Rhizophoraceae has 2 terrestrial genera and 4 marine genera. The intertidal zone in which marine mangroves are located is known for its low oxygen and high salinity. Marine and terrestrial genera have evolved distinct adaptive characteristics, among which viviparous reproduction is the most unique. To investigate the genetic foundations difference underlying the adaptive mechanisms of marine–terrestrial genera, we selected two species from Rhizophoraceae. Kandelia obovata is marine and viviparous, and Carallia brachiata is terrestrial and non-viviparous. We compared their transcriptome of 8 tissues (root, stem, leaf, flower, ovule, fruit, seed, embryo) and found that the mature reproductive organs (fruit, seed, embryo) of K. obovata did not reduce metabolic activity compared to C. brachiata. The reproductive organs of K. obovata were regulated by the same gene set as vegetative organs. This contrasted with C. brachiata. Eight kinds of hormone transduction genes were up-regulated in the seed of K. obovata. Finally, and most importantly, the transcriptional factors AP2 and ARF families were significantly more expressed in the reproductive organs of K. obovata than in those of C. brachiata. At the same time, the ERF family was more expressed in its roots. The findings suggested that the hormone transduction may contribute to viviparous initiation. Transcriptional factors were quite crucial for mangroves' adaptation to wetlands.

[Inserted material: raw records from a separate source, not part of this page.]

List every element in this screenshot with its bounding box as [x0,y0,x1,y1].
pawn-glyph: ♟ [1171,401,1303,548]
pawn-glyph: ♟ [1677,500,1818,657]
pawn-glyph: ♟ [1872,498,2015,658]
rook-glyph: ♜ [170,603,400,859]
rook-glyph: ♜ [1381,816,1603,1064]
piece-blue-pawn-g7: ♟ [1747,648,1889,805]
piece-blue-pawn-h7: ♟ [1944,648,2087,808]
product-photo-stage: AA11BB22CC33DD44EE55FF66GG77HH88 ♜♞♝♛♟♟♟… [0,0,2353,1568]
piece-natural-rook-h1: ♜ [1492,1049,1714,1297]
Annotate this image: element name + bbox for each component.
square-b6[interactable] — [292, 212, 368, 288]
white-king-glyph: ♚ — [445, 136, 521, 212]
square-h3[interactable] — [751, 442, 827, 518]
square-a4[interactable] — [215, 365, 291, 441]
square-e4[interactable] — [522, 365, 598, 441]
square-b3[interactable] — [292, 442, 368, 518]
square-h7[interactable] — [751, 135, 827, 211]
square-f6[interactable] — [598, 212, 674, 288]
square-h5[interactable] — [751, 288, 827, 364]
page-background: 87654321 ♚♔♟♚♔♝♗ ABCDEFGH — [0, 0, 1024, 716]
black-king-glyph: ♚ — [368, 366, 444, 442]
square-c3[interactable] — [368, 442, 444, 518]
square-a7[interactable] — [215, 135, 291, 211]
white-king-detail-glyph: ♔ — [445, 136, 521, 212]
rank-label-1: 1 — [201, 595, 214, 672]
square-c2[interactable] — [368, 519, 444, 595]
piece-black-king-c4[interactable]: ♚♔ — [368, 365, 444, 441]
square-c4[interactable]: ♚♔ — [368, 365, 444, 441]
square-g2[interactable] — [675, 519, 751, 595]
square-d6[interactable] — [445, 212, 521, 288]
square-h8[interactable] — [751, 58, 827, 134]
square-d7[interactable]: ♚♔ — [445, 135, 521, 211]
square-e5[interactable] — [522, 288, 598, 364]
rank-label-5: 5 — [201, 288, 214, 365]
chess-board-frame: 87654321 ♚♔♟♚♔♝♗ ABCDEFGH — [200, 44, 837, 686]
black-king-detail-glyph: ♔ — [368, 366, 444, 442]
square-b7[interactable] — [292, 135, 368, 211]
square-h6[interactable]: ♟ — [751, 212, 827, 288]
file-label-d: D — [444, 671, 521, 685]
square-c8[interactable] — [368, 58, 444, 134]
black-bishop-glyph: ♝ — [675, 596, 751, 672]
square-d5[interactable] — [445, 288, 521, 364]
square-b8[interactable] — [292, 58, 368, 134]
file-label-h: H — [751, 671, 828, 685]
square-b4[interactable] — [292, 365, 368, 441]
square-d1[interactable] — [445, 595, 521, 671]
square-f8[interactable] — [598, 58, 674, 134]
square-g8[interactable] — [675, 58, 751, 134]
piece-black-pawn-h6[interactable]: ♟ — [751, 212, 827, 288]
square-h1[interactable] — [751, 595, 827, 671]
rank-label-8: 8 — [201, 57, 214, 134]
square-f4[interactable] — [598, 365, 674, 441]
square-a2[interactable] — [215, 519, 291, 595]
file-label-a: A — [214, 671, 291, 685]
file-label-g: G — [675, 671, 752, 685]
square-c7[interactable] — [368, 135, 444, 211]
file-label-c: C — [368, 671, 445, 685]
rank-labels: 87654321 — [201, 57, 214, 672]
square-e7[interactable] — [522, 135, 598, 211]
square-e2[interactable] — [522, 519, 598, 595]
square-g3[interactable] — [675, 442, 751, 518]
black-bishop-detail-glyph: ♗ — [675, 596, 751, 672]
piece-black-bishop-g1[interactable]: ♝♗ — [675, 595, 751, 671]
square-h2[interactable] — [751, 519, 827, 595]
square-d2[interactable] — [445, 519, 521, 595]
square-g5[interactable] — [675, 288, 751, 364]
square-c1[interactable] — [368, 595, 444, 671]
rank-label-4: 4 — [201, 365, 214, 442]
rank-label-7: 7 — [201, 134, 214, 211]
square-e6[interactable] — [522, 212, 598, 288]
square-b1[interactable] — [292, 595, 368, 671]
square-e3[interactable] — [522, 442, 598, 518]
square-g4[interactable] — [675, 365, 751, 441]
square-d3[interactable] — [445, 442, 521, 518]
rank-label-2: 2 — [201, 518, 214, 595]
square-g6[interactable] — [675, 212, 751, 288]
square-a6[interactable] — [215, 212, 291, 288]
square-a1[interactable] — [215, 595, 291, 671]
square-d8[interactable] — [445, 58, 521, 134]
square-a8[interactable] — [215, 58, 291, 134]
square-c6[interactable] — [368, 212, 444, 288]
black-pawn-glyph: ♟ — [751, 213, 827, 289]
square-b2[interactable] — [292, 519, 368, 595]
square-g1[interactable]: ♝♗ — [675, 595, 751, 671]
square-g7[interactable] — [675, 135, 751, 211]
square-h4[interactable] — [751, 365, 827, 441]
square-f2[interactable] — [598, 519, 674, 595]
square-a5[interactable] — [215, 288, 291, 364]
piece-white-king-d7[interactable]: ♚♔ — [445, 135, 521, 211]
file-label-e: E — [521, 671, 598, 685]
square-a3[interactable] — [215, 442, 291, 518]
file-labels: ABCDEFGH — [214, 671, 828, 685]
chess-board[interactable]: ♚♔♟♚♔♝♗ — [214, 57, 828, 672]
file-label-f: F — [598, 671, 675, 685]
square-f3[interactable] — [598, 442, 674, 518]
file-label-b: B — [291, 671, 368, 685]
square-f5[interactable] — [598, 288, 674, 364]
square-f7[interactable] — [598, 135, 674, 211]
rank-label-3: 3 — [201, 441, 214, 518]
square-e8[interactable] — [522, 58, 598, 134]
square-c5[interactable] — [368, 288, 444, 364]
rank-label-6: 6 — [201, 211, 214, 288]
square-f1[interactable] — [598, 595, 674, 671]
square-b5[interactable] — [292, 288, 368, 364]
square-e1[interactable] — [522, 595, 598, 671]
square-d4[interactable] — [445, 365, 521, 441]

Reverse transcription (RT) was performed with 1 μg total RNA isolated from three independent biological replicates per species using 5X All-In-One RT MasterMix (ABM, Canada). The reaction procedure is as follows: incubate at 25 °C for 10 minutes, then incubate at 42 °C for another 15 minutes, and inactivate the reaction at 85 °C for 5 minutes. First-strand cDNA was diluted to 200 ng/μL as a quantitative template. The relative quantification was done by ChamQTM Universal SYBR® qPCR Master Mix (Vazyme, China). The reaction system was 10 μL 2 x SYBR Green PCR Mix, 0.5 μL upstream primer, 0.5 μL downstream primer, 8 μL H2O. RT-qPCR was performed on the above mixture, and the reaction procedure was as follows: 95 °C, 30 s; 95 °C, 10 s; 58 °C, 10 s; 72 °C, 20 s, and 40 cycles. Actin was selected for the reference gene. The relative expression of the target gene was calculated by the 2−ΔΔCt method.